In many situations constant values are usually bad and making everything configurable is the way to go, yet we have some constants in this class: the 0, the 2 and the 4. They are not visible to the users of the class, so they don't use constant members, yet they are constants and we may want to avoid them.

0 and 4

Looking at the source code you can see that the list starts with an empty array and when the first item is added, an array of length 4 is allocated.

Both of those could be different. The list could start with an array of any size, or even with a null in place of the empty array.

Avoiding null is good to avoid extra checks for null... at least that's what people usually say. See the getter, if the list is empty (count 0) we will never access the array, we will throw at that moment. So, it doesn't really matter. But can we say the same for all the methods?

Well, starting with an array of Length at least 1 would help the resize to be simpler. The actual implementation checks if the size is 0 to set it to 4. If the array size was 1, it could double the array Length without ever checking for a size of zero.

2 - Doubling the array length

The number two is special because it is used to double the array length. A better implementation could simply allow users to configure this value.

The truth is: If we know the actual number of items, we can allocate an array to the right size and use it. If we are guessing, we must use something that works, even if it is not perfect.

By doubling the array length we may keep many unused items at the end. Yet, you may try to multiply its size by 3, by 1.5 or any value that works for you. I used the value two because this is the same value used by .NET. Feel free to try different amounts.

Doubling the Length is violated

Not everything is a rule. Doubling the array length when resizing on Add calls doesn't mean we do the same on AddRange calls. In that case, if a resize is needed, the exact final count is used as the resize size. If we are going to call AddRange many times, we may face the same problem the naive implementation had: Too many resizes will be necessary.

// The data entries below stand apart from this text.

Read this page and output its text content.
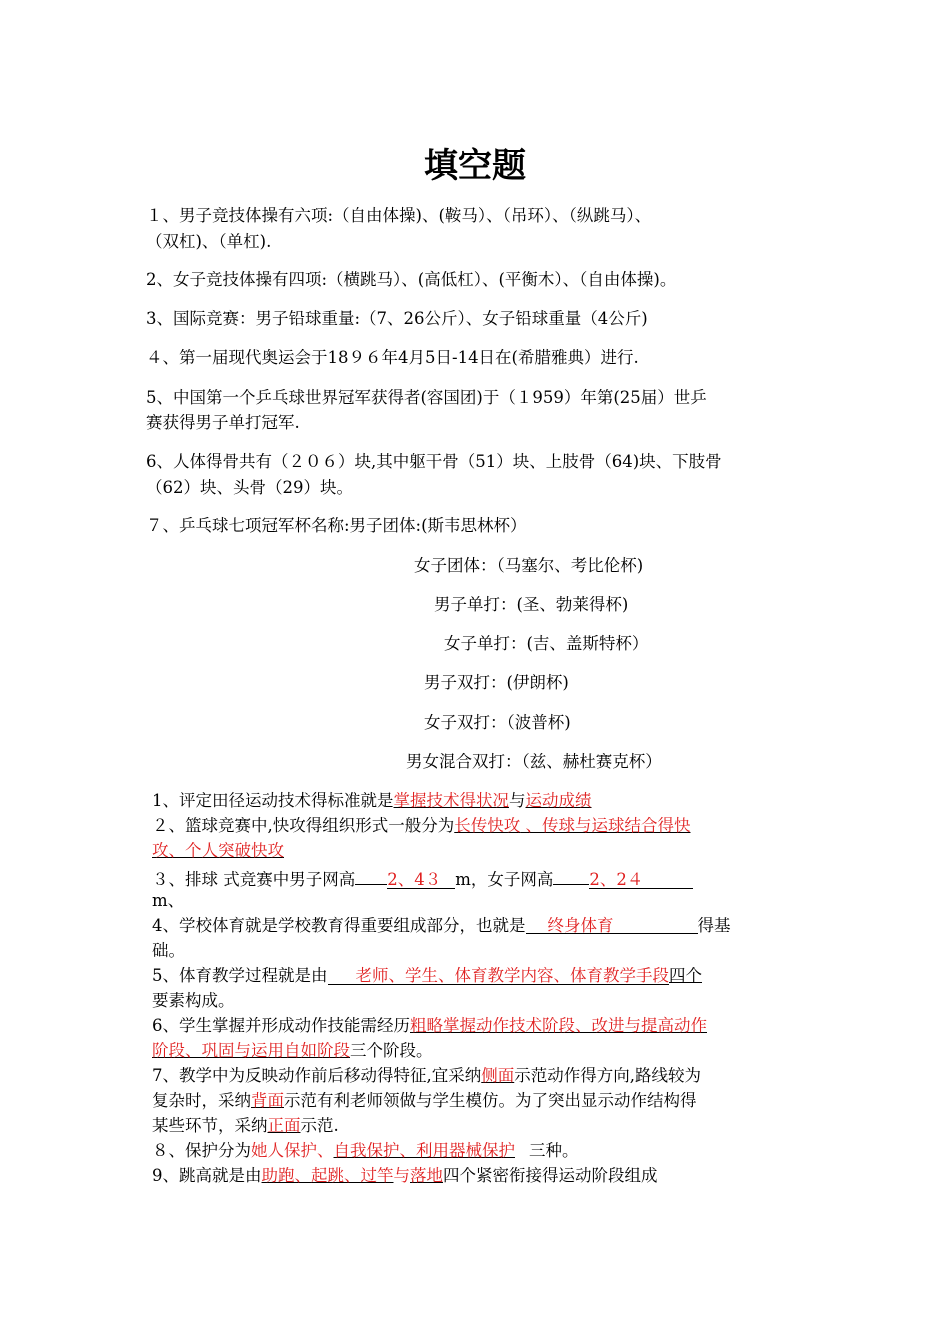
填空题
１、男子竞技体操有六项:（自由体操)、(鞍马）、（吊环）、（纵跳马）、
（双杠)、（单杠).
2、女子竞技体操有四项:（横跳马）、(高低杠）、(平衡木）、（自由体操)。
3、国际竞赛：男子铅球重量:（7、26公斤）、女子铅球重量（4公斤)
４、第一届现代奥运会于18９６年4月5日-14日在(希腊雅典）进行.
5、中国第一个乒乓球世界冠军获得者(容国团)于（１959）年第(25届）世乒
赛获得男子单打冠军.
6、人体得骨共有（２０６）块,其中躯干骨（51）块、上肢骨（64)块、下肢骨
（62）块、头骨（29）块。
７、乒乓球七项冠军杯名称:男子团体:(斯韦思林杯）
女子团体：（马塞尔、考比伦杯)
男子单打：(圣、勃莱得杯)
女子单打：(吉、盖斯特杯）
男子双打：(伊朗杯)
女子双打：（波普杯)
男女混合双打：（兹、赫杜赛克杯）
1、评定田径运动技术得标准就是掌握技术得状况与运动成绩
２、篮球竞赛中,快攻得组织形式一般分为长传快攻 、传球与运球结合得快
攻、个人突破快攻
３、排球 式竞赛中男子网高 2、4３ m，女子网高 2、2４
m、
4、学校体育就是学校教育得重要组成部分，也就是 终身体育	得基
础。
5、体育教学过程就是由 老师、学生、体育教学内容、体育教学手段四个
要素构成。
6、学生掌握并形成动作技能需经历粗略掌握动作技术阶段、改进与提高动作
阶段、巩固与运用自如阶段三个阶段。
7、教学中为反映动作前后移动得特征,宜采纳侧面示范动作得方向,路线较为
复杂时，采纳背面示范有利老师领做与学生模仿。为了突出显示动作结构得
某些环节，采纳正面示范.
８、保护分为她人保护、自我保护、利用器械保护 三种。
9、跳高就是由助跑、起跳、过竿与落地四个紧密衔接得运动阶段组成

For example, imagine that each AddRange is receiving a collection with only one item. It would be effectively doing the same thing as an Add... yet, it will be doing a resize per call. Maybe the best way to go would be to keep doubling the size until we reached a value big enough to hold all the items. It would keep the rule used by normal adds with all the pros and cons, and will still keep AddRange's advantage of doing a single resize.

Why didn't I do that? Well... I was following what the .NET list does. Also, there's a big chance that users will call AddRange only once, so maybe this decision is the best one. That doesn't happen with the Add method, which is expected to be invoked many times.

Conclusion

I think this article shows how a simple to use and small class like a list can be quite complex in its development, full of small but very important considerations ranging from performance and memory consumption to configurability.

Hope you like and create your own implementation to better understand it.